Ma anche la situazione medica alla Factory di Bihać è già critica ora. I rifugi sono sporchi, l’aria è satura di fuliggine e ciò causerà delle ripercussioni sull’apparato respiratorio delle persone. Vanessa Tabolli, studentessa all’ultimo anno di medicina all’Università di Trieste, che si è prestata come volontaria per valutare e diagnosticare i casi clinici alla Factory di Bihac ha evidenziato un focolaio di Scabbia «Molti dei profughi che vivono qui presentano le lesioni tipiche di questa parassitosi e un intenso prurito», racconta Vanessa. «In quel contesto è praticamente impossibile risolvere il focolaio: non è possibile lavare i vestiti né isolare gli affetti. La Scabbia si risolve solo con l’isolamento, la pulizia dei vestiti e antiparassitari.
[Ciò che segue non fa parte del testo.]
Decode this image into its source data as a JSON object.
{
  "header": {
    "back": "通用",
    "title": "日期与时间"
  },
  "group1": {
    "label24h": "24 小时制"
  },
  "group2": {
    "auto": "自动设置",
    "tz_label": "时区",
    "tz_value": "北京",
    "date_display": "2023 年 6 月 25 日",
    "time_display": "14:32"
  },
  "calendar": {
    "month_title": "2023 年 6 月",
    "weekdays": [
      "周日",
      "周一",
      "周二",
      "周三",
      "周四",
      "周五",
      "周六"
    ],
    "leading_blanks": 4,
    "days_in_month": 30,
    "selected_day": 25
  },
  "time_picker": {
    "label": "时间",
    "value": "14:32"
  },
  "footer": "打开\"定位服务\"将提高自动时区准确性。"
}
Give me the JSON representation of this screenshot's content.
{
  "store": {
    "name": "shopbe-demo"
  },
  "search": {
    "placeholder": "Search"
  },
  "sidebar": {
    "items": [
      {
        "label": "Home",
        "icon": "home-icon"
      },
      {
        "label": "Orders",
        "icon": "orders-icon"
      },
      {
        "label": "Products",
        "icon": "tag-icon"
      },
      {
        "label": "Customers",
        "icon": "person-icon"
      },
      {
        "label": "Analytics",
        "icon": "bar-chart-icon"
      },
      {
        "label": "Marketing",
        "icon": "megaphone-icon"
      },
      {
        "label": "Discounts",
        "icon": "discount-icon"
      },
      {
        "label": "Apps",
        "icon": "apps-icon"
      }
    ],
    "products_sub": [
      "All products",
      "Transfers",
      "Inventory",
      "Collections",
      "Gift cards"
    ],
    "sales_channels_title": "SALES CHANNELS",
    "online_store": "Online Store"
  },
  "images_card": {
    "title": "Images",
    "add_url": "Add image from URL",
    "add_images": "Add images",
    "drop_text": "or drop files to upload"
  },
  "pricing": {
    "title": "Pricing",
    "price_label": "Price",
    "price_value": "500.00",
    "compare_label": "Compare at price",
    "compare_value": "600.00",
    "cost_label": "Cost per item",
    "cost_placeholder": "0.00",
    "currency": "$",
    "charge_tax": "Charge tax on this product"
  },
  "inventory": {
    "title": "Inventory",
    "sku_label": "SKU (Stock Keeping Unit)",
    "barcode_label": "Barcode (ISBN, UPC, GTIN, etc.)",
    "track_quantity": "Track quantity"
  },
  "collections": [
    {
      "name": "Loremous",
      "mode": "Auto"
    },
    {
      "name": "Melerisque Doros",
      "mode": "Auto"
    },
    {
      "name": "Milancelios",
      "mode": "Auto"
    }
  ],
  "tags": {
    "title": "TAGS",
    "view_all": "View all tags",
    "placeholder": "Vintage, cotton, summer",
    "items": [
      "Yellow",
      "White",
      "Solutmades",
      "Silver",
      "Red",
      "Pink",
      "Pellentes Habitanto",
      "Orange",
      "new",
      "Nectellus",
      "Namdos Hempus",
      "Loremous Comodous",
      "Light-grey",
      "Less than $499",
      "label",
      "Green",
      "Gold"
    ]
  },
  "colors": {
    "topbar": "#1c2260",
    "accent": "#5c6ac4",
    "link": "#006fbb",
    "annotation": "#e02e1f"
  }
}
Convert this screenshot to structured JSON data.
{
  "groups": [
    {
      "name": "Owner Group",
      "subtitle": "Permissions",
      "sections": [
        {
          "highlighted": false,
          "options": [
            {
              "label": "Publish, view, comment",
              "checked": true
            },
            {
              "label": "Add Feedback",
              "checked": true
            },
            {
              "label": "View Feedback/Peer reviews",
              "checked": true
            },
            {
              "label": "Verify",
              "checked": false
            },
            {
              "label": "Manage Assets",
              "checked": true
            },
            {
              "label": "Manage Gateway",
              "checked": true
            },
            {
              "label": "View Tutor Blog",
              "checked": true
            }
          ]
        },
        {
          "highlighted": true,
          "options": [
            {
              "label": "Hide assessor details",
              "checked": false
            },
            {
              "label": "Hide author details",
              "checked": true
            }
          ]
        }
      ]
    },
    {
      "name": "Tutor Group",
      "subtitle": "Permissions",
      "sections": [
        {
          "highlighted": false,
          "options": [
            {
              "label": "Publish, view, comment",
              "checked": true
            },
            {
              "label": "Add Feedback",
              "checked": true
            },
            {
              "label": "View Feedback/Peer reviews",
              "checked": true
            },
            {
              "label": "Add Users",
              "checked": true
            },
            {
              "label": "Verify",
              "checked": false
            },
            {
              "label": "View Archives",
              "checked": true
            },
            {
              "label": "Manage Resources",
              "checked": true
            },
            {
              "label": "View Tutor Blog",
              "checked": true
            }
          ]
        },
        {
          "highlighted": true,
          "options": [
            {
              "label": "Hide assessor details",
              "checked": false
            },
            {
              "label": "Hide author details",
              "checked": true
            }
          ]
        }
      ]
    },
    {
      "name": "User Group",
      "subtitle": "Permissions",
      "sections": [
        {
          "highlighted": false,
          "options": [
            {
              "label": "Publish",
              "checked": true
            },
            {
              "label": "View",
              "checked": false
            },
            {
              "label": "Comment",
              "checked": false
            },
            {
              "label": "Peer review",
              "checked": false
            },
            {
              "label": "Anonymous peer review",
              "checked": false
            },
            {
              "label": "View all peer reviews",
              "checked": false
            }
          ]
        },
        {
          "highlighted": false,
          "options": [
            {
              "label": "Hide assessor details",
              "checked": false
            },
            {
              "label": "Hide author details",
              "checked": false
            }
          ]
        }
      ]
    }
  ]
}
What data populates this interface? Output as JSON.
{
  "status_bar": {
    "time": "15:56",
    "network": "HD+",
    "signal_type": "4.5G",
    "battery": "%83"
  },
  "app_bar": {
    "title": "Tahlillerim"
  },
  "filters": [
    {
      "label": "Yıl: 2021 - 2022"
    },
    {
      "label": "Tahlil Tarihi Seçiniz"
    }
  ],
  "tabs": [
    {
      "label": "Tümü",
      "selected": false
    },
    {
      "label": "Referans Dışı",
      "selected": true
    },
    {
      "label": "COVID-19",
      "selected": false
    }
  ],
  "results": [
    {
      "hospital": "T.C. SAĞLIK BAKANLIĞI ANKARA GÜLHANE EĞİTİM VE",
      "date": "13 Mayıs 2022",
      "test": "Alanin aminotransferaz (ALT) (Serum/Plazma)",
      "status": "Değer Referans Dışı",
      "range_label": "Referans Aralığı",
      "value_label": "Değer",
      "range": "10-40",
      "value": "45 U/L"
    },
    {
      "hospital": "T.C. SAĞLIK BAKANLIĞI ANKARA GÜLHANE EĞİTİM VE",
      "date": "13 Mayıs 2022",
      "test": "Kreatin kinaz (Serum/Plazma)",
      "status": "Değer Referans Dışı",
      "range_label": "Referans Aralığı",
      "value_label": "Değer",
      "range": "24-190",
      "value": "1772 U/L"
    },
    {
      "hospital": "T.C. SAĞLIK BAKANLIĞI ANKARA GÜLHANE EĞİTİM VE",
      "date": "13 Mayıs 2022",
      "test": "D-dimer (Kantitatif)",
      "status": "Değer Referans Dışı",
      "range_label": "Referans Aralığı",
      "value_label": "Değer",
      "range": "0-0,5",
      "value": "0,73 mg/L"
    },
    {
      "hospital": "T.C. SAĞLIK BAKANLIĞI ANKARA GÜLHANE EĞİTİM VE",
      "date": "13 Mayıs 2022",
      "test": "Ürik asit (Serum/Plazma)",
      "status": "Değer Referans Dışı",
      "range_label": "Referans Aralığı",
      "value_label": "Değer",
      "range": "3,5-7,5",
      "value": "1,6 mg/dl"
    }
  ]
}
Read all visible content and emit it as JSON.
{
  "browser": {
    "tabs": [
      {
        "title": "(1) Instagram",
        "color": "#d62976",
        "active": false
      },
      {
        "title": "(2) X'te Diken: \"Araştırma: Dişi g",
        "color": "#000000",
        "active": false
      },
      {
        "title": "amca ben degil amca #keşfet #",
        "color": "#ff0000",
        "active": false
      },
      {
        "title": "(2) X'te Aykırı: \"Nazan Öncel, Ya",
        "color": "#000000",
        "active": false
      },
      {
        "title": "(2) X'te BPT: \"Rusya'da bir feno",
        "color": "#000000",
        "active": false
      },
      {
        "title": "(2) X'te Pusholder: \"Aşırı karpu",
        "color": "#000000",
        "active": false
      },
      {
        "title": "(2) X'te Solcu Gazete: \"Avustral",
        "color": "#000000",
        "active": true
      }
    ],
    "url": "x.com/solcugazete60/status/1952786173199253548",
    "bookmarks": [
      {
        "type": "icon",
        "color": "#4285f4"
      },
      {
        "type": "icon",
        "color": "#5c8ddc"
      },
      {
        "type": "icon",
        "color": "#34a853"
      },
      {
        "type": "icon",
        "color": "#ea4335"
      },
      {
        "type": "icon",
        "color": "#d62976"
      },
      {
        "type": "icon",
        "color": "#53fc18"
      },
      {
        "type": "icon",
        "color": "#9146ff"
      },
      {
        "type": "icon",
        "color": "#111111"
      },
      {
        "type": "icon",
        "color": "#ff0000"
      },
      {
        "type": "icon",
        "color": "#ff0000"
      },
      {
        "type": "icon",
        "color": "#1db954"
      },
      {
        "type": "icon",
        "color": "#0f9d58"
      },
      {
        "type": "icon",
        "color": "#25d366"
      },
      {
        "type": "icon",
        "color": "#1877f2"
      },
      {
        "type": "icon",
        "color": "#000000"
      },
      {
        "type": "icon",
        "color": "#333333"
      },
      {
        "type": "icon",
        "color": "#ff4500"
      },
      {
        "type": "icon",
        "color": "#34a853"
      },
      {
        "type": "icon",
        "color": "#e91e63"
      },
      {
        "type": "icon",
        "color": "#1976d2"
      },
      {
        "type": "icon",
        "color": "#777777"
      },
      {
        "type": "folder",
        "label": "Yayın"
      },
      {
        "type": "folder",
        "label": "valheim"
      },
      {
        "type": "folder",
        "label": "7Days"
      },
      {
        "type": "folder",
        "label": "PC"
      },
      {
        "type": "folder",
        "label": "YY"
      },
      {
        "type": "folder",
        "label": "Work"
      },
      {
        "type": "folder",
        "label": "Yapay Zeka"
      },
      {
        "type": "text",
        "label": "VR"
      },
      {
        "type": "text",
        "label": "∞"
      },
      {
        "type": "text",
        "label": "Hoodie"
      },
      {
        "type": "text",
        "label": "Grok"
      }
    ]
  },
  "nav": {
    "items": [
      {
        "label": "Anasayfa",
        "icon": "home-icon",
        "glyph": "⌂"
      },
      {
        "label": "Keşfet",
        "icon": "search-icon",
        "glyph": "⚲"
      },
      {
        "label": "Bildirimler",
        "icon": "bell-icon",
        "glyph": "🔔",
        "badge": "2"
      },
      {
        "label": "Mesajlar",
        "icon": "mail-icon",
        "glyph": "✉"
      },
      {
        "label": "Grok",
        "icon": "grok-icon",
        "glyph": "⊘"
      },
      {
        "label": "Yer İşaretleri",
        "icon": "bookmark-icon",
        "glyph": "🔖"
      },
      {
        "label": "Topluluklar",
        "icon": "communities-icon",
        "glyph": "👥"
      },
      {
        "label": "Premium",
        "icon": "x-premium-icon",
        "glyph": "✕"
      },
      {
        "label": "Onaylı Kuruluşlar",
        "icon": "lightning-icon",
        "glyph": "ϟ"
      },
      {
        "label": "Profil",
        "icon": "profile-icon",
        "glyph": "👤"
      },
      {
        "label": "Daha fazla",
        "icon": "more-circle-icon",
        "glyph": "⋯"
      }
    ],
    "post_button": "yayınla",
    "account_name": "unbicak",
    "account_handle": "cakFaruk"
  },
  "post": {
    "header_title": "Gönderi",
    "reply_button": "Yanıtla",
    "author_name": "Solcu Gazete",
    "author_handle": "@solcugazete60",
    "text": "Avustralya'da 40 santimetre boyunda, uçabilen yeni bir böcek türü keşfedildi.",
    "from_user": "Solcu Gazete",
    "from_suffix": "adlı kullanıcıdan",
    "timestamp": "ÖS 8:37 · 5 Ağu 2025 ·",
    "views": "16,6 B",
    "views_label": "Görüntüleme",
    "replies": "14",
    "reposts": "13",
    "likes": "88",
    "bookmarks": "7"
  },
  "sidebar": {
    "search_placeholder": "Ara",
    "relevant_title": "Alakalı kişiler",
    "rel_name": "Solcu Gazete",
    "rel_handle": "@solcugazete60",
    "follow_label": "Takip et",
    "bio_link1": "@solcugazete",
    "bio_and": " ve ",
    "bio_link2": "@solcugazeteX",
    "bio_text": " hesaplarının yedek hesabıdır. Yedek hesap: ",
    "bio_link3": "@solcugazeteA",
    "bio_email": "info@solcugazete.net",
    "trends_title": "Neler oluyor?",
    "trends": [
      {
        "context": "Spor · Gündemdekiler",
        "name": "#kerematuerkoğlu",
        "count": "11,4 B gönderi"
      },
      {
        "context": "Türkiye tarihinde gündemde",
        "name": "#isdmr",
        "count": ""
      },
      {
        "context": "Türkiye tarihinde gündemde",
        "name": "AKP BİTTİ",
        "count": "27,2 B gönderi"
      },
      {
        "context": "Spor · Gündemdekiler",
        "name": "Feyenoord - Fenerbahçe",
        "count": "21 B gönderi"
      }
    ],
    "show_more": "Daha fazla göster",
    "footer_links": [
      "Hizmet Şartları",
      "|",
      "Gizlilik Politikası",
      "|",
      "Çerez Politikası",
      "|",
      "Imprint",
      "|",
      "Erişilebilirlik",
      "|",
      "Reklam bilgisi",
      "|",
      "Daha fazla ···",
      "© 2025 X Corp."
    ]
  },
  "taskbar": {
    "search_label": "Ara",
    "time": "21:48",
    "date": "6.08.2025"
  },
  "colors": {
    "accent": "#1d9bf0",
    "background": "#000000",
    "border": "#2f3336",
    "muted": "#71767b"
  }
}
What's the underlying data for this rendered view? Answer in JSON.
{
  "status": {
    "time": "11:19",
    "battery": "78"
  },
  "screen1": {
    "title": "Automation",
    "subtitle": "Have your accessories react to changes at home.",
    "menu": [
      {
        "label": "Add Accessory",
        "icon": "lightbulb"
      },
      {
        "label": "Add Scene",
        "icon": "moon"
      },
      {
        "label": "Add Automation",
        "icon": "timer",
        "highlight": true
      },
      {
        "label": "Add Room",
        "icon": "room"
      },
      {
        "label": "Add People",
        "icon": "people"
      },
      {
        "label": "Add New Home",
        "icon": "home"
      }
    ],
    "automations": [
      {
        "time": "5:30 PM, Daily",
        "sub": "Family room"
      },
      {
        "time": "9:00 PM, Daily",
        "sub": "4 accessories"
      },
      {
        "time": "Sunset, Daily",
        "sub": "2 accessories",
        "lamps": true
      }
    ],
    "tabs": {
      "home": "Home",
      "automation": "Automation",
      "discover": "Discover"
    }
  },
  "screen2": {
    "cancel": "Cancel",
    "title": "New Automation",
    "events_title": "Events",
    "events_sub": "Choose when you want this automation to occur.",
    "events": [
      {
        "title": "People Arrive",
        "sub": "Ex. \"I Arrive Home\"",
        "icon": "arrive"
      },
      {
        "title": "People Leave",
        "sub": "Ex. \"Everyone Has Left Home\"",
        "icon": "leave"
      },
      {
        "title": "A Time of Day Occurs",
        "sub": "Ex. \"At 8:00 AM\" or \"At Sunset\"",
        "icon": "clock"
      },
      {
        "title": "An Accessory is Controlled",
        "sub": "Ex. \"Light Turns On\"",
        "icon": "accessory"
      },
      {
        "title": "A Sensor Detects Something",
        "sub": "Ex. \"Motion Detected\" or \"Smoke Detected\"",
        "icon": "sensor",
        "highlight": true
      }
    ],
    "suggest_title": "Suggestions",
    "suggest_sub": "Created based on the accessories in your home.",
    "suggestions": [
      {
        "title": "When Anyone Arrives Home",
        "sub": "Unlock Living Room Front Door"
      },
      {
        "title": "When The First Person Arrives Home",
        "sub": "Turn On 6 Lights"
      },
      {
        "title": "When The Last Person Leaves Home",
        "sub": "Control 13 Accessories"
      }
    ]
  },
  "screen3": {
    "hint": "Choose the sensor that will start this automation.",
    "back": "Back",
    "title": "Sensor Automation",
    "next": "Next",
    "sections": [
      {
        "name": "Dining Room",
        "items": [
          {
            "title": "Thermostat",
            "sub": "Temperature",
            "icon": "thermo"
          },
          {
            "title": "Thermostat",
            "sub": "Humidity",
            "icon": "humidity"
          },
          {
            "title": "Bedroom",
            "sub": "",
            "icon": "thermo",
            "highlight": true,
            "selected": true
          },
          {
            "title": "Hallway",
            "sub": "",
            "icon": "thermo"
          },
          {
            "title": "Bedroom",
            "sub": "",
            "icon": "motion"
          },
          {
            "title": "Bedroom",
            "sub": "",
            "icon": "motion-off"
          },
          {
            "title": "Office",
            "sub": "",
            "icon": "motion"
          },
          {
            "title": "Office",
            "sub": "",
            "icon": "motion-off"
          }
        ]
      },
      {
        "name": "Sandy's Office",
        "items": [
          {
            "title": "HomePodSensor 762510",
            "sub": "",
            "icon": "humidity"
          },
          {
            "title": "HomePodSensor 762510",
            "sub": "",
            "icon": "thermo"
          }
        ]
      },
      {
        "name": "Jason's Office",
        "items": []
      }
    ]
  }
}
Per questo se queste persone non vengono ospedalizzate rischiano la morte», ha aggiunto Vanessa.

A fine giornata, la speranza sembra non morire negli occhi degli uomini della Factory. Alla domanda «Cosa vuoi fare una volta arrivato in Belgio?», Safi giovane afgano con la passione per la boxe e con un ottimo inglese risponde «I want to become a doctor like you».